Nie wszystkim jednak ta decyzja się spodobała, a to, jakie efekty to przyniesie, Klan Nocy może się dowiedzieć szybciej niż ktokolwiek by tego chciał.
Zaginęły dwie kotki - Cedrowa Rozwaga, a jakiś czas później Kaczy Krok. Patrole nadal często odwiedzają okolice, gdzie ostatnio były widziane, jednak bezskutecznie

W Klanie Wilka

klan znalazł się w wyjątkowo ciężkiej sytuacji niespodziewanie tracąc liderkę, Szakalą Gwiazdę. Jej śmierć pociągnęła za sobą również losy Gęsiego Wrzasku jak i kilku innych wojowników i uczniów Klanu Wilka, a jej zastępca, Błękitna Gwiazda, intensywnie stara się obmyślić nowa strategię działania i sposobu na odbudowanie świetności klanu. Niestety, nie wszyscy są zadowoleni z wyboru nowego zastępcy, którym została Wieczorna Mara.
Oskarżona o niedopełnienie swoich obowiązków i przyczynienie się do śmierci kociąt samego lidera, Wilczej Łapy i Cisowej Łapy, Kunia Norka stała się więzieniem własnego klanu.

W Owocowym Lesie

Zapanował chaos. Rozpoczął się wraz ze zniknęciem jednej z córek lidera, co poskutkowało jego nerwową reakcją i wyżywaniem się na swoich podwładnych. Sprawy jednak wymknęły się spod całkowitej kontroli dopiero w momencie, w którym… zniknął sam przywódca! Nikt nie wie co się stało ani gdzie aktualnie przebywa. Nie znaleziono żadnego tropu.
Sytuację pogarsza fakt, że obaj zastępcy zupełnie nie mogą się dogadać w kwestii tego, kto powinien teraz rządzić, spierając się ze sobą w niemal każdym aspekcie. Część Owocniaków twierdzi, że nowy lider powinien zostać wybrany poprzez głosowanie, inni stanowczo potępiają takie pomysły, zwracając uwagę na to, że taka procedura może dopiero nastąpić po bezdyskusyjnej rezygnacji poprzedniego lidera lub jego śmierci. Plotki na temat możliwej przyczyny jego zniknięcia z każdym dniem tylko przybierają na sile. Napiętą atmosferę można wręcz wyczuć w powietrzu.

W Betonowym Świecie

nastąpiła niespodziewana zmiana starego porządku. Białozór dopiął swego, porywając Jafara i tym samym doprowadzając swój plan odwetu do skutku.
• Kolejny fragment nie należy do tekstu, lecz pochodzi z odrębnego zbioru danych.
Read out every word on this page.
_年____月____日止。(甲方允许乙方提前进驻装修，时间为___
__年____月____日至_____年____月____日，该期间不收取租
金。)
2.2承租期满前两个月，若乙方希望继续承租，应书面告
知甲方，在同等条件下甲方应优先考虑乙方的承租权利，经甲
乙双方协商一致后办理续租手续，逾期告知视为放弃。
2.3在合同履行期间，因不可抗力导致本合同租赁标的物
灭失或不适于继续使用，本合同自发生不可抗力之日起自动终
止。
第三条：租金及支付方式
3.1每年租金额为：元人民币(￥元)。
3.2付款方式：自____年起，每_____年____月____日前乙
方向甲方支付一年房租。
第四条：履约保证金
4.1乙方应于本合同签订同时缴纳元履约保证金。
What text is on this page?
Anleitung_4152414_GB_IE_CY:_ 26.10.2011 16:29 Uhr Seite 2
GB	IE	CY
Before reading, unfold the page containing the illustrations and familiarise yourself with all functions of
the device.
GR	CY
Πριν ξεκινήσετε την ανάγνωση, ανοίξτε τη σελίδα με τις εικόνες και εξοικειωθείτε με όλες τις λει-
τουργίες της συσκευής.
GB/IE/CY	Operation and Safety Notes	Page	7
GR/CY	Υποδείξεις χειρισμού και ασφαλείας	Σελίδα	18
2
Wieści o uwięzionym arystokracie szybko rozeszły się po mieście i wzbudziły ogromne zainteresowanie, powodując, że każdego dnia u stóp Kołowrotu zbierają się tłumy, pragnąc zmierzyć się na arenie z miejską legendą lub odpłacić za dawno wyrządzone szkody. Białozór zdołał przekonać samego Entelodona do zawarcia z nim sojuszu, tym samym stając się jego nowym wasalem. Ci, którzy niegdyś stali na czele, teraz są ścigani – za głowy Bastet i Jago wyznaczono wysokie nagrody. Byli członkowie gangu Jafara rozpierzchli się po całym mieście, bezradni bez swojego przywódcy. Dawna potęga podzieliła się na grupy opowiadające się po różnych stronach konfliktu. Teraz nie można ufać nawet dawnym przyjaciołom.

MIOTY

Mioty



Miot w Owocowym Lesie!
(brak wolnych miejsc!)

Miot w Klanie Burzy!
(brak wolnych miejsc!)

Nowa zakładka z maściami została wzbogacona o kolejną już aktualizację! | Zmiana pory roku już 18 maja, pamiętajcie, żeby wyleczyć swoje kotki!

27 lutego 2023

Od Traszki

*dawno*

Wpatrywała się w obsypane gwiazdami niebo. Złośliwe chmury ciągnęły się po nim powoli, ospale, zasłaniając coraz więcej gwiazd. Traszka zmarszczyła niezadowolona brwi.
— Wolałabym, żeby chmur wcale na świecie nie było. — oznajmiła obrażona na puszyste istoty. — Ciągle tylko zasłaniają coś, albo gwiazdy, albo słońce. 
Lekki chichot wydobył się z gardła ojca. Jego łagodne pomarańczowe ślepia spojrzały na nią. 
— Chmury są potrzebne, słoneczko. Jak wszystko co Wszechmatka powołała do życia. Bez chmur nie było by deszczu, a bez deszczu rzek i kałuż. Wszystko zginęło by, uschło i w pył się obróciło. — wyjaśnił młodej uczennicy.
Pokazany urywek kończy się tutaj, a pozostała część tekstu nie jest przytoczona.